4: Construction Costs in Your Area Affect Your Rebuild Cost
There are many reasons that your cost to rebuild could increase:
- Adding square footage to a home
- Significantly altering the floor plan of a home
- Renovations to home systems
- Remodels of kitchens and baths
- Finishing basements or attics
- Adding decks, patios or porches
- Upgrading interior/exterior finishes
5: Your Insurance Score Dropped
A key component used to develop your total premium, your insurance score is a lot like your credit score — but for insurance purposes. It’s a calculation based on your likelihood of filing a claim during a given coverage period. And your credit history is actually part of that calculation. Databases that hold details on previous property claims are used to factor your premium. These are some of the same factors that go into building your auto insurance score, as well.
If you improve your credit score, you can help to minimize annual home insurance price increase
6: The COVID-19 pandemic has had a devastating impact on our world. In the U.S., industries such as travel, hospitality and auto manufacturing experienced widespread economic challenges. The building industry was also particularly affected.
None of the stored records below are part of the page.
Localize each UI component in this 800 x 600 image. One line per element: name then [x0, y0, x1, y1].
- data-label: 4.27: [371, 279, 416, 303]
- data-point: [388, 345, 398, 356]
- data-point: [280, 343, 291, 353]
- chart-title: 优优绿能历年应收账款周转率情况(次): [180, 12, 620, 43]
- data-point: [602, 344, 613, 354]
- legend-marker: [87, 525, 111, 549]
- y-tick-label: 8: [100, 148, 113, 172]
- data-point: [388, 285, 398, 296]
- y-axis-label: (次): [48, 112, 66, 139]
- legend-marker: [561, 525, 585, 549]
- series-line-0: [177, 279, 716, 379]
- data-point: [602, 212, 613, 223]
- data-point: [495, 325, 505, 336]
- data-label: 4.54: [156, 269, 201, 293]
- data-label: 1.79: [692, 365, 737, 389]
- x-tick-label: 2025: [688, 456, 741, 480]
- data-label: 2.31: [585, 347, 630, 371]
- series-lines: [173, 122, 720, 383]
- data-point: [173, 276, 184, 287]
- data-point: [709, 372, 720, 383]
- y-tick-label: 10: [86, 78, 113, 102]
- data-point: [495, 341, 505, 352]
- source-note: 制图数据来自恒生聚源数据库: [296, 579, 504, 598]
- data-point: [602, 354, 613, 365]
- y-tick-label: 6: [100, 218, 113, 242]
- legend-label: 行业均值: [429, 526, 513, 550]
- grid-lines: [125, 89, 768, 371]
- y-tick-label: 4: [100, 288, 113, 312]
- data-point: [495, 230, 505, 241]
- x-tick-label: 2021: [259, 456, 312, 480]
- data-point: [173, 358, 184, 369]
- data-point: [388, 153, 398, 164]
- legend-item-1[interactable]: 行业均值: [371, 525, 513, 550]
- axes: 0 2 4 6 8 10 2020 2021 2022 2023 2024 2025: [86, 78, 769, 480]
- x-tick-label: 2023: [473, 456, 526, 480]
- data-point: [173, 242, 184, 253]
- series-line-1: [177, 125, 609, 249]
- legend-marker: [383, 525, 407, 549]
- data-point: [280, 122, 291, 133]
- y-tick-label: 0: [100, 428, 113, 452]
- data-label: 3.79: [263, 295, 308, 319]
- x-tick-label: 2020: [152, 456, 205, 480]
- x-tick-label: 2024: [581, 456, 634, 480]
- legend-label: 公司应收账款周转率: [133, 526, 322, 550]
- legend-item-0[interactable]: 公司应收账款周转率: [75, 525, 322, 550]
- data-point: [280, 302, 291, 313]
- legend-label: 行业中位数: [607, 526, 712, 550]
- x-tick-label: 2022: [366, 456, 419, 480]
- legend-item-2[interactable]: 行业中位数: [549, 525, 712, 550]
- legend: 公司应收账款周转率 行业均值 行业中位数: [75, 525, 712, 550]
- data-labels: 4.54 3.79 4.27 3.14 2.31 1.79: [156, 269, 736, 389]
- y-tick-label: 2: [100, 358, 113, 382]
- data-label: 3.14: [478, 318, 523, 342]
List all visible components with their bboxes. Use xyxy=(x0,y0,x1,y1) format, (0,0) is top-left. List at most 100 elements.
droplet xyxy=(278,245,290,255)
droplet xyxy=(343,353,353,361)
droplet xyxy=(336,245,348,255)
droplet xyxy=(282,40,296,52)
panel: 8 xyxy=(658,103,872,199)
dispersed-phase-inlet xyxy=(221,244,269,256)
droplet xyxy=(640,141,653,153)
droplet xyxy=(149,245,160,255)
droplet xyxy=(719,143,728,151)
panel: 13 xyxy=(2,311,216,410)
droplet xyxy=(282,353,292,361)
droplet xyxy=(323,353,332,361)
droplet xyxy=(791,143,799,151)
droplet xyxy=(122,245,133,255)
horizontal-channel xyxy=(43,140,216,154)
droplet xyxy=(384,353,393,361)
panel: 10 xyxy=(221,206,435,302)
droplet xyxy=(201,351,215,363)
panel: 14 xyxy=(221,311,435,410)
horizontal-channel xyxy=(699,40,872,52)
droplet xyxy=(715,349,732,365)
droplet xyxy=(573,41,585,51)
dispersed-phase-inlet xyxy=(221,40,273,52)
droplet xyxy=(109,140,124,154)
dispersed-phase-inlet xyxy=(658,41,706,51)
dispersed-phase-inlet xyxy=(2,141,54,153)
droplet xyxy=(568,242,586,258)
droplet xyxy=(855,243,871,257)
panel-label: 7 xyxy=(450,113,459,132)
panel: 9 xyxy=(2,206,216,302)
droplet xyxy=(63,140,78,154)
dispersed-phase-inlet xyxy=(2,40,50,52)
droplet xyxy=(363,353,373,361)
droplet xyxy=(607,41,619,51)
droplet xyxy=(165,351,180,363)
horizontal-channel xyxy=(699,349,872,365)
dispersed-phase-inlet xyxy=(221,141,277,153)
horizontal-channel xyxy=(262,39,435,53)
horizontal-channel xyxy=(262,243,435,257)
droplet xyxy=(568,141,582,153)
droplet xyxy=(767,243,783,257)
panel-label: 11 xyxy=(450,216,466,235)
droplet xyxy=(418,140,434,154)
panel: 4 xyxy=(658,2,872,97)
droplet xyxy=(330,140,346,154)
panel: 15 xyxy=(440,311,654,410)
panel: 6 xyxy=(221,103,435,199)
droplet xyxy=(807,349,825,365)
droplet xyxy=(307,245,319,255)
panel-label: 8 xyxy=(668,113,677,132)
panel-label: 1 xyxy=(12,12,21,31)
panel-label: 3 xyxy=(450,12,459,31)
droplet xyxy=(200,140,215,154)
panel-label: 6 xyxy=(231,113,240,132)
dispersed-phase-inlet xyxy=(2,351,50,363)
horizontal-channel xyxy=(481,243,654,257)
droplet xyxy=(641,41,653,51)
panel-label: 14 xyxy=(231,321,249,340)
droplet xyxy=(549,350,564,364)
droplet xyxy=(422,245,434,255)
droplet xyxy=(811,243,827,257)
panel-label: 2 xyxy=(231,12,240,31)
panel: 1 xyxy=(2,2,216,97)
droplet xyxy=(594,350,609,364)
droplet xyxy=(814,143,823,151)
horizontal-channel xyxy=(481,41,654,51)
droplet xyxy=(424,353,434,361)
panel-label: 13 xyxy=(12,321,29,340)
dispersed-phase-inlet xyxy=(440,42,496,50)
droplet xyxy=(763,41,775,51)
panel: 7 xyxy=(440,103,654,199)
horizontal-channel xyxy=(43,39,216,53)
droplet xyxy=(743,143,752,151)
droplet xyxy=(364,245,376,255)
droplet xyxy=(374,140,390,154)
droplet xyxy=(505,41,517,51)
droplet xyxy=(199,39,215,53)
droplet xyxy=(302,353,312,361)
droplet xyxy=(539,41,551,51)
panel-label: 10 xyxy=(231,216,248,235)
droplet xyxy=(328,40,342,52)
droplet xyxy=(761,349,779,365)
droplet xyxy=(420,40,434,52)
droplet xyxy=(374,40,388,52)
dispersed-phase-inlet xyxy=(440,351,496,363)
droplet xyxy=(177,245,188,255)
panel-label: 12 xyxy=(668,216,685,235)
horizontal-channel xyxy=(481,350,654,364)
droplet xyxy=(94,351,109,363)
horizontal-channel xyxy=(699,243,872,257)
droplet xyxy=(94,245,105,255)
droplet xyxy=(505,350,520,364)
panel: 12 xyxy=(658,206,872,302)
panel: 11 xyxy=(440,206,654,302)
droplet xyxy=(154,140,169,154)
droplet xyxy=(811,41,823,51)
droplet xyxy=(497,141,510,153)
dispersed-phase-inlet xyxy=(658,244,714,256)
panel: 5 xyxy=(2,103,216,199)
Does inflation affect my home insurance premium?
Yes, inflation has an impact on your insurance premium, due to the impact on replacement cost. In a typical year, insurance companies account for about a 2% to 3% increase to address standard inflation. This year, economic disruption and challenges in the home-building industry are impacting supply and demand and resulting in much higher inflation factors, and subsequently affecting insurance premiums. Many homeowners will see larger increases as a result.
How to save on your auto insurance:
- Check for any auto insurance discounts you may qualify for
- Maintain a good driving record or participate in a safe driving program like RightTrack
- Explore payment options like automatic payments or paying for the year in full
- Increase your deductible
- Bundle with your home insurance and save
Is the economic slowdown due to the COVID-19 pandemic increasing home insurance costs?
These days, it seems the pandemic is having an impact on everything. While the pandemic is impacting the economy, it’s the economic impacts on the building industry and resulting supply and demand imbalances contributing to inflation driving home insurance premiums up.
The current rate of inflation requires that we increase Coverage A values to guard against underinsurance. Because of this, many will see a higher-than-normal increase in their homeowners premium. This coverage increase will help you assure that, in the event of a loss, the limits on your policy more adequately reflect the expected costs to repair or rebuild your home.